La luz nos despierta pronto. Hay que aprovechar un día que se barrunta bueno en medio del desconcierto de los lluviosos días precedentes. Nuestro destino es la laguna negra. Acercamos los coches hasta un punto en que comienza una corta andadura. Cuando llegamos nos deslumbra la belleza del lugar, su negro reflejo de pizarra, las colas de la cascada. Mi cámara siente la necesidad de devorar imágenes y me presto a satisfacer ese apetito incontenible. Llevo analógica y digital, son mis dos ojos. Me recreo en los niños entrometidos inocentemente en el paisaje, cercanos a las riberas de la laguna, encaramados a las rocas. Luego escalamos un poco para llegar a las cascadas y, tras ello, regresamos en busca de un lugar para comer. Nueva catarsis de hombres, ésta vez bajo mantel, café y copa.

La tarde se presenta bien. Vamos a Regumiel de la Sierra buscando huellas de dinosaurios, dormitamos junto a esas huellas prehistóricas, impuestas sobre el suelo cuando el hombre aún no había iniciado su tiempo, su recorrido en la tierra. Junto a mí, Miki, un chico en torno a los diez años, sufre las bromas que le hacemos por lo infructuoso de su tentativa de ligue nocturno, pretendiendo adentrarse en la tienda de las chicas. Al fin, entiende la dificultad de comprensión del género femenino y se integra con nosotros. Nueva catarsis. Tras la tarde buscamos el refugio del camping para adecentarnos y luego buscamos un mesón para cenar en Vinuesa. A la vuelta nos espera de nuevo el cielo, el orujo, y nuestra charla profundamente masculina. El sueño nos llega pronto por el agitado día que hemos vivido y, seguros de que las niñas han caído en el sopor de sus dulces ensoñaciones, nos despedimos hasta el día siguiente.
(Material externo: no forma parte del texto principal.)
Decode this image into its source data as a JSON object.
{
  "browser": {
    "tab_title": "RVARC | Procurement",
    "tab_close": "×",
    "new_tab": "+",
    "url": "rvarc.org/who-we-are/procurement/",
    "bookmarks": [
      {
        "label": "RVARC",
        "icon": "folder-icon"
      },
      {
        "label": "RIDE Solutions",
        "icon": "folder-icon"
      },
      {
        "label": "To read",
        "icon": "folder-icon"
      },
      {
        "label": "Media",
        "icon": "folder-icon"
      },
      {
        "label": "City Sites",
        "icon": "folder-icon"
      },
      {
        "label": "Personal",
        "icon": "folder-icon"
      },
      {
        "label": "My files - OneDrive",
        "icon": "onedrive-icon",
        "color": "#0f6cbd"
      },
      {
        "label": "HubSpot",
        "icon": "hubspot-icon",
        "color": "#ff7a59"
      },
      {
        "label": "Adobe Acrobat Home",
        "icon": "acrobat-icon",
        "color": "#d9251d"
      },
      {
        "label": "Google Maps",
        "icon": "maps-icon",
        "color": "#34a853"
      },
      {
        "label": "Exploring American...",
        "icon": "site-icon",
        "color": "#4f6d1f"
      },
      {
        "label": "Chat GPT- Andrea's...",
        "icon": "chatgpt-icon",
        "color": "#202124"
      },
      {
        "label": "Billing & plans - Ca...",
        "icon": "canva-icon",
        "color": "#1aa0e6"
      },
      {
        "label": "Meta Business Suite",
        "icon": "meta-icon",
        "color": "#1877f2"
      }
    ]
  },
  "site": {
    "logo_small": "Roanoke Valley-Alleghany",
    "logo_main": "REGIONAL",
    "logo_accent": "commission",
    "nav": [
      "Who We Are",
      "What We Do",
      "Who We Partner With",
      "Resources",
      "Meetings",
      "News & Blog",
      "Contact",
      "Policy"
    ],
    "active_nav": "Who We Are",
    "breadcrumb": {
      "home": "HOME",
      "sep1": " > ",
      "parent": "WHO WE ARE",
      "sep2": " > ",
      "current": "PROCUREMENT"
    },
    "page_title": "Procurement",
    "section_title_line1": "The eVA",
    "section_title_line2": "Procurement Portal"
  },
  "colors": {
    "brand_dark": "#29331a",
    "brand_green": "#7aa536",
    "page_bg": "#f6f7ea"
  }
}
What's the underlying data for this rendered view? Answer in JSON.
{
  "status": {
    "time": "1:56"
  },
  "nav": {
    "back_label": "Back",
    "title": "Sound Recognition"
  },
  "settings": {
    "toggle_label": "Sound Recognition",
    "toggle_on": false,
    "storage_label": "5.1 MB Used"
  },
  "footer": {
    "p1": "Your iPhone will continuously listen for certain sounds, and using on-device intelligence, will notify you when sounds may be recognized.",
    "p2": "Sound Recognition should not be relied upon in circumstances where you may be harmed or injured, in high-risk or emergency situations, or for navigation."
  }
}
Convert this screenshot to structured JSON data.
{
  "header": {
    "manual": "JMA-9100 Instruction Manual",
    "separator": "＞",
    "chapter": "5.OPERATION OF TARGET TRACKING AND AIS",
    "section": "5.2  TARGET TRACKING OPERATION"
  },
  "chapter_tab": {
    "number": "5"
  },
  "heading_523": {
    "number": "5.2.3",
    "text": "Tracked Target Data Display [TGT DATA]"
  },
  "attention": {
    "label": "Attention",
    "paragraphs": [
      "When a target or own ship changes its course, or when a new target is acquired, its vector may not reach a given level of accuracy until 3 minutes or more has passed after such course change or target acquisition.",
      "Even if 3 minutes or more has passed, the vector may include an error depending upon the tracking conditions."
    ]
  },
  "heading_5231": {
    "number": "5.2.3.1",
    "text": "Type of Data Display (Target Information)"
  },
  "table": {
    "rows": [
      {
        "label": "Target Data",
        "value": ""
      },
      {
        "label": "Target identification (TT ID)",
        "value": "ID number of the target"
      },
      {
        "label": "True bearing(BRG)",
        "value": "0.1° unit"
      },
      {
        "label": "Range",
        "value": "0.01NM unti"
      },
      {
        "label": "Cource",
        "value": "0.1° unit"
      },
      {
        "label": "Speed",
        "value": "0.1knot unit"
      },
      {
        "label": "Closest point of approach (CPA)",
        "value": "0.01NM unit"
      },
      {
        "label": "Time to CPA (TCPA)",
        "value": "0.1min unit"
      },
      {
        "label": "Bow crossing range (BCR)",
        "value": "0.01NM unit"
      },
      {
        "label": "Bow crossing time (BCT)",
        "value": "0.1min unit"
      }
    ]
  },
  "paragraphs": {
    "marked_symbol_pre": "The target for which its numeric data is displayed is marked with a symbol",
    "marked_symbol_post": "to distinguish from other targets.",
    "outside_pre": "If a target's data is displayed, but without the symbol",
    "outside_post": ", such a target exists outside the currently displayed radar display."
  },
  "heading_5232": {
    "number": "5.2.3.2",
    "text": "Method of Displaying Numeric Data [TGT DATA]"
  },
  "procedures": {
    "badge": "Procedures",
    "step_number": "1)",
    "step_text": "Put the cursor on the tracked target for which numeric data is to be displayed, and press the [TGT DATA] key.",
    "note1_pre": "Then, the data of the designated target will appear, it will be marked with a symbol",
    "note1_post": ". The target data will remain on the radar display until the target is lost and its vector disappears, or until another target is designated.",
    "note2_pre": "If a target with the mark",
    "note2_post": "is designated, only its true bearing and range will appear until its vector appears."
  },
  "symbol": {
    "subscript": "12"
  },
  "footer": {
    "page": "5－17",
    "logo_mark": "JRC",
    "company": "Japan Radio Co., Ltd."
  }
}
Amanece nublado, pero tenemos suerte para desmontar la tienda. Al ir a la ducha descubro a unos vecinos ingleses, una pareja aventurada en España. Converso un poco, les hago saber que recorrí toda la costa de Inglaterra en mi viaje de novios y que me fascina el paisaje de la isla y también su historia, que he leído. Les doy la bienvenida a España y me despido. Desmontamos las tiendas y partimos hacia Calatañazor. Alcanzamos la línea del Duero que fue arrebatada al Islam como un primer avance de reconquista. El día deviene en recuerdo de la memoria histórica, la registrada por la sabiduría, que explicamos a las niñas. Antes de comer visitamos el famoso sabinar de Calatañazor. Yo, que estaba encantando con el de Antiguedad, me quedo petrificado. Estas plantas engrosan medio centímetro cada cincuenta años, por lo que calculamos enseguida su milenaria antigüedad y nos maravillamos. También visitamos " La Fuentona", preciosa y, tras la comida, nos dirigimos al Burgo de Osma, sede obispal, ciudad de profunda raigambre en nuestras raíces castellanas. El tiempo huele y lo aspiro para adentrarlo en los pulmones. Castilla deviene inmensa en la Historia humana. Algunos no lo saben.

Regresamos a Palencia por Aranda de Duero, dejando a un lado San Esteban de Gormaz, -otro enclave importante de la reconquista-, perseguimos el rastro que nos lleva nuestra ciudad pero, al alcanzar un páramo entre el Duero y el Esgueva, Paloma, -mi hija adoptiva de este fin de semana-, mis hijas y yo, descubrimos el mar de cereal movido por el viento. Hay una luz preciosa de fin de la tarde y no puedo resistir la tentación. Bajamos del coche y nos bañamos en el mar de cereal. Disparo fotos sin cesar. Ellas se dejan y ríen con inocencia. Mis cámaras, saciadas, digieren sus imágenes.